Ufo: la storia del contatto russo

Livelli superiori di coscienza e comprensione degli alieni
Gli alieni non solo esistono, ma stanno vivendo in mezzo a noi
Avvistata una flotta di UFO sopra il Perù l’8 Maggio 2017 (Video)

Qualche tempo fa fecero clamore le dichiarazioni di Vasily Yeremenko che sosteneva della capacità delle forze armate russe di poter entrare in contatto con il fenomeno UFO.

Nel 2015 apparve sulla Pravda (versione inglese) un articolo firmato da Svetlana Smetanina (ecco il link) dove un ex Maggiore Generale del Fib (il servizio di intelligence che nel 1991 sostituì il KGB) Vasily Yeremenko sostenne di avere informazioni top secret circa più esperimenti fatti dalle forze armate sovietiche per contattare UFO di vario tipo.

Yeremenko quando era in forze al Kgb (il servizio segreto militare russo) e sovraintendeva allo sviluppo della tecnologia aeronautica, venne a contatto con “una gran quantità di informazioni” relative alla comparsa di oggetti volanti non identificati.

Contatti Ufo a Vladimirovka

L’ufficiale sosteneva che le forze armate sovietiche avevano imparato a contattare gli UFO presso il poligono di tiro di Vladimirovka. Qui il ministero della difesa e il Kgb avrebbero condotto esperimenti su larga scala di fenomeni paranormali, attirando gli Ufo alieni con test di nuove armi e ammassamenti di forze armate.

“Per fare questo – ha proseguito Yeremenko – abbiamo notevolmente aumentato il numero di voli militari e di movimento delle apparecchiature. Se l’intensità dalla nostra parte aumentava, la probabilità che gli Ufo apparissero era del 100%”.

Gli UFO attirati dalle esercitazioni e i test

In un’altra versione della storia la giornalista aggiunge una ulteriore dichiarazione di Yeremenko secondo cui i partecipanti ai test iniziarono a cercare il contatto con gli extraterrestri.

“Funzionava così: una persona a terra agitava le braccia, muovendole due volte a destra e due volte a sinistra. La sfera nel cielo reagiva facendo altrettanto, oscillando due volte a destra e due volte a sinistra. Ma non siamo mai riusciti a capire di cosa si trattasse”.

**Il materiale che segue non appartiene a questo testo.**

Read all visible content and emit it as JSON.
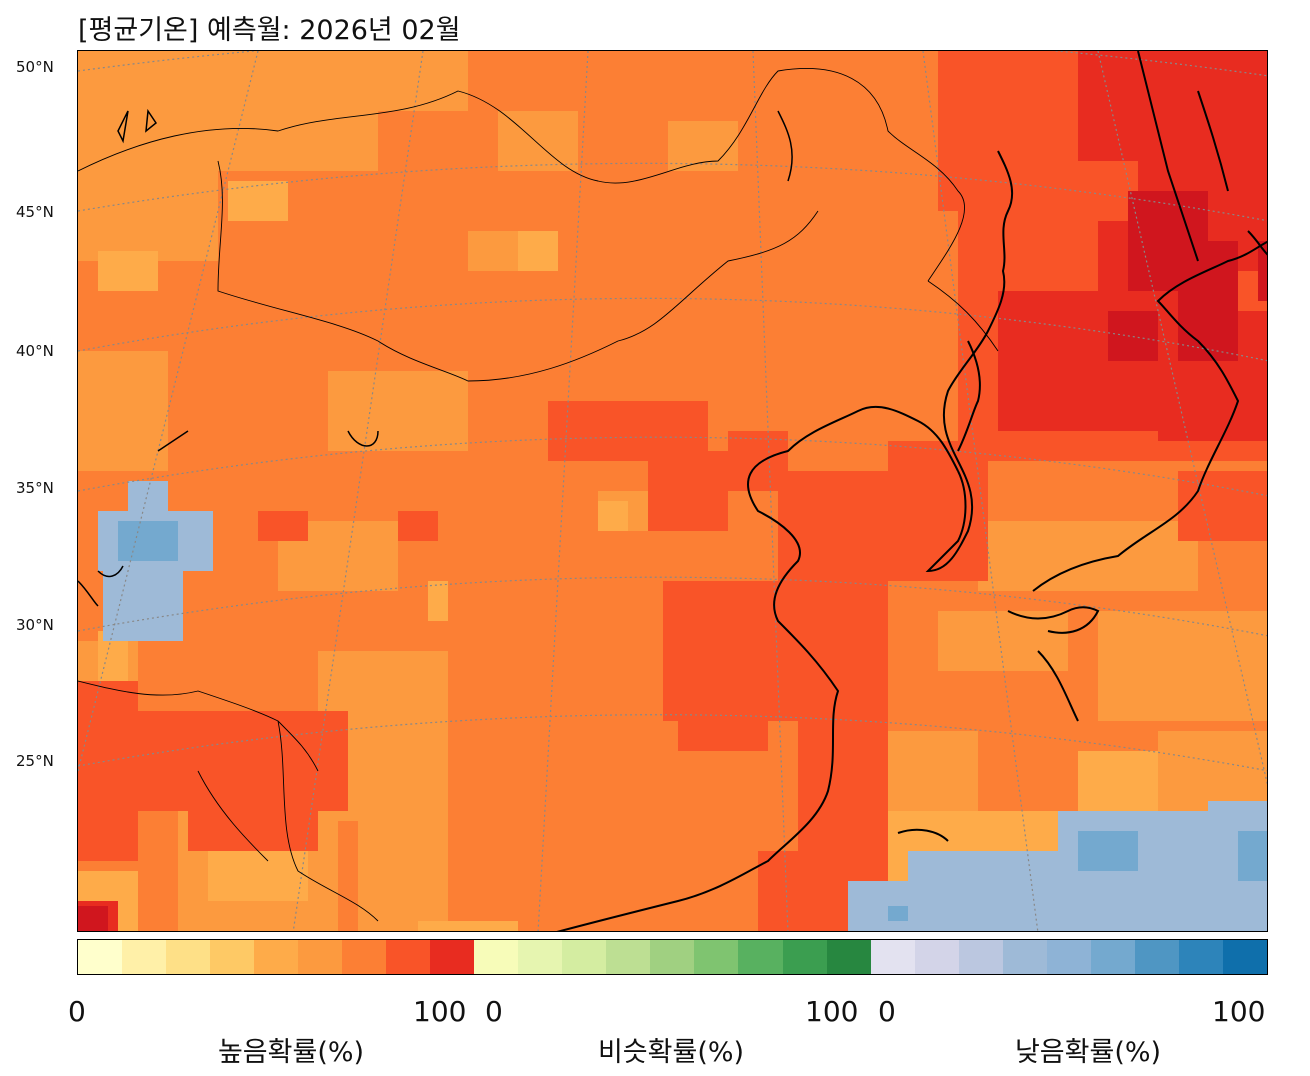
{
  "title": "[평균기온] 예측월: 2026년 02월",
  "lat_labels": [
    "50°N",
    "45°N",
    "40°N",
    "35°N",
    "30°N",
    "25°N"
  ],
  "legend": {
    "segments": [
      {
        "name": "높음확률(%)",
        "min_label": "0",
        "max_label": "100",
        "colors": [
          "#ffffcc",
          "#fff0a8",
          "#fee087",
          "#fec965",
          "#feab49",
          "#fc9a3f",
          "#fc7f34",
          "#f95428",
          "#e82c20"
        ]
      },
      {
        "name": "비슷확률(%)",
        "min_label": "0",
        "max_label": "100",
        "colors": [
          "#f7fcb9",
          "#e6f5b0",
          "#d4eda1",
          "#bddf93",
          "#a0d081",
          "#7fc470",
          "#58b160",
          "#3b9e50",
          "#278740"
        ]
      },
      {
        "name": "낮음확률(%)",
        "min_label": "0",
        "max_label": "100",
        "colors": [
          "#e3e2f0",
          "#d3d4e8",
          "#bbc7e0",
          "#9ebad7",
          "#8eb3d6",
          "#74a9cf",
          "#4f96c3",
          "#2d84ba",
          "#0f6fab"
        ]
      }
    ]
  },
  "map": {
    "base_color": "#fc7f34",
    "regions_note_colors": {
      "very_high": "#d0161e",
      "high": "#e82c20",
      "mid_high": "#f95428",
      "mid": "#fc7f34",
      "low_mid": "#fc9a3f",
      "low": "#feab49",
      "blue": "#9ebad7",
      "blue_dark": "#74a9cf"
    }
  }
}
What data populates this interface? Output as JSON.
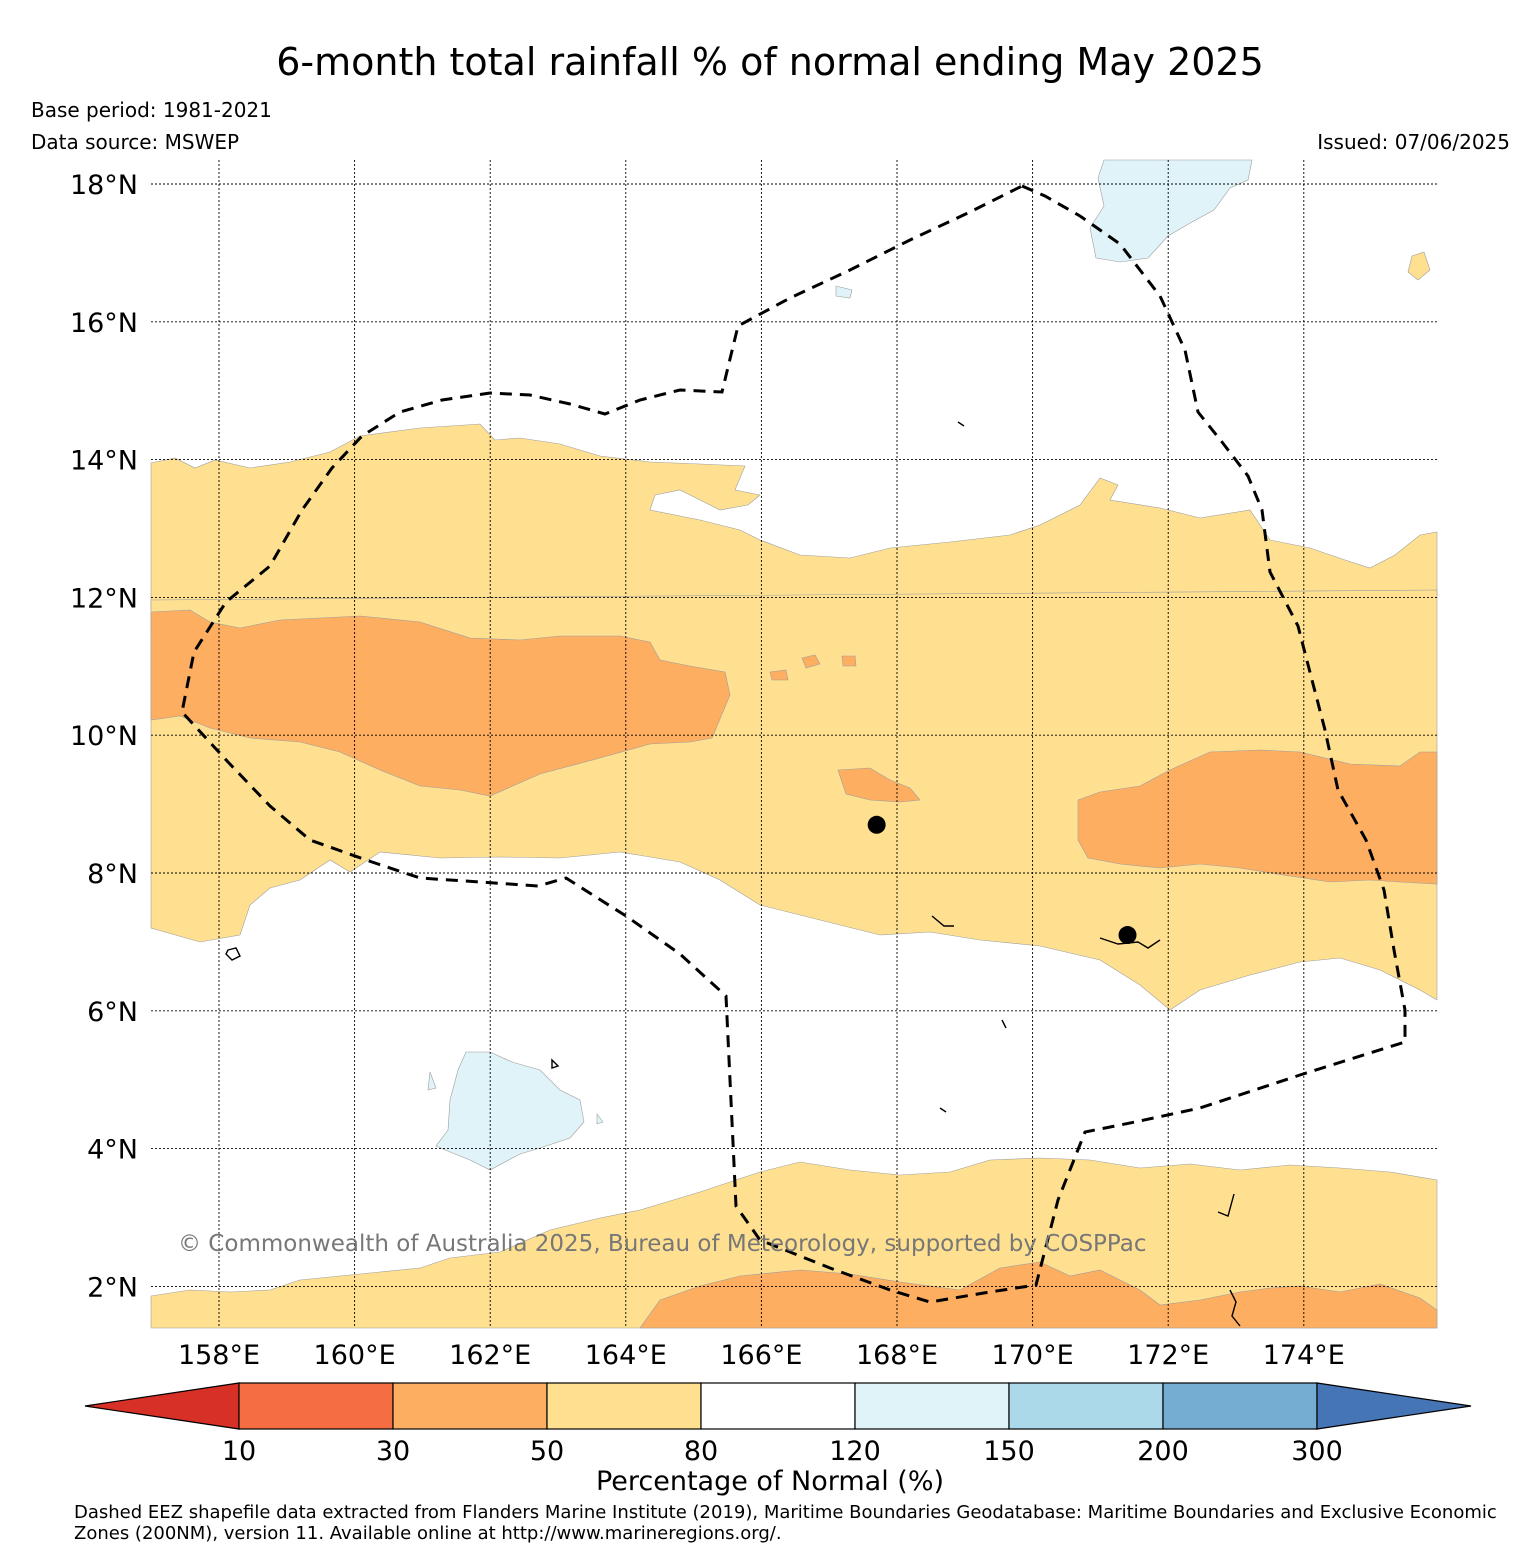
{
  "header": {
    "title": "6-month total rainfall % of normal ending May 2025",
    "base_period": "Base period: 1981-2021",
    "data_source": "Data source: MSWEP",
    "issued": "Issued: 07/06/2025"
  },
  "map": {
    "lat_labels": [
      "18°N",
      "16°N",
      "14°N",
      "12°N",
      "10°N",
      "8°N",
      "6°N",
      "4°N",
      "2°N"
    ],
    "lon_labels": [
      "158°E",
      "160°E",
      "162°E",
      "164°E",
      "166°E",
      "168°E",
      "170°E",
      "172°E",
      "174°E"
    ],
    "copyright": "© Commonwealth of Australia 2025, Bureau of Meteorology, supported by COSPPac",
    "extent": {
      "lon_min": 157,
      "lon_max": 176,
      "lat_min": 1.4,
      "lat_max": 18.3
    },
    "stations": [
      {
        "lon": 167.7,
        "lat": 8.7
      },
      {
        "lon": 171.4,
        "lat": 7.1
      }
    ]
  },
  "colorbar": {
    "title": "Percentage of Normal (%)",
    "ticks": [
      "10",
      "30",
      "50",
      "80",
      "120",
      "150",
      "200",
      "300"
    ],
    "colors": {
      "below_10": "#d73027",
      "10_30": "#f46d43",
      "30_50": "#fdae61",
      "50_80": "#fee090",
      "80_120": "#ffffff",
      "120_150": "#e0f3f8",
      "150_200": "#abd9e9",
      "200_300": "#74add1",
      "above_300": "#4575b4"
    }
  },
  "footnote": "Dashed EEZ shapefile data extracted from Flanders Marine Institute (2019), Maritime Boundaries Geodatabase: Maritime Boundaries and Exclusive Economic Zones (200NM), version 11. Available online at http://www.marineregions.org/."
}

Le conclusioni dei ricercatori russi

Così dopo sei mesi di lavoro “gli scienziati arrivarono a tre conclusioni riguardo agli Ufo: che la scienza moderna non è/era ancora in grado di identificare tali fenomeni; che si sarebbe potuto trattare di mezzi di ricognizione degli Stati Uniti o del Giappone; che effettivamente vi sarebbe potuto essere l’influsso di una civiltà extraterrestre”.

Le dichiarazioni di Yeremenko sembrano confermate da quelle di Alexey Savin, che la Smetanina qualifica come Tenente Generale a capo dell’unità di gestione di esperti dello Stato maggiore generale sovietico.

Nell’ambito degli esperimenti paranormali, ai quali parteciparono 200 esperti da tutto il paese, sostiene Savin, gli scienziati avrebbero creato tre gruppi.

Ufo: la storia del contatto russo

Ufo: la storia del contatto russo

Alcuni esperti visitarono un Ufo

Alla fine i russi sarebbero riusciti a entrare in contatto con una civiltà aliena, grazie alla sintonizzazione del “contorno energetico del cervello umano su una particolare onda, simile ad un onda radio”.

A sei dei partecipanti agli esperimenti sarebbe stata concessa da parte degli extraterrestri una possibilità di contatto fisico e addirittura due di loro sarebbero anche riusciti a salire a bordo di un Ufo alieno.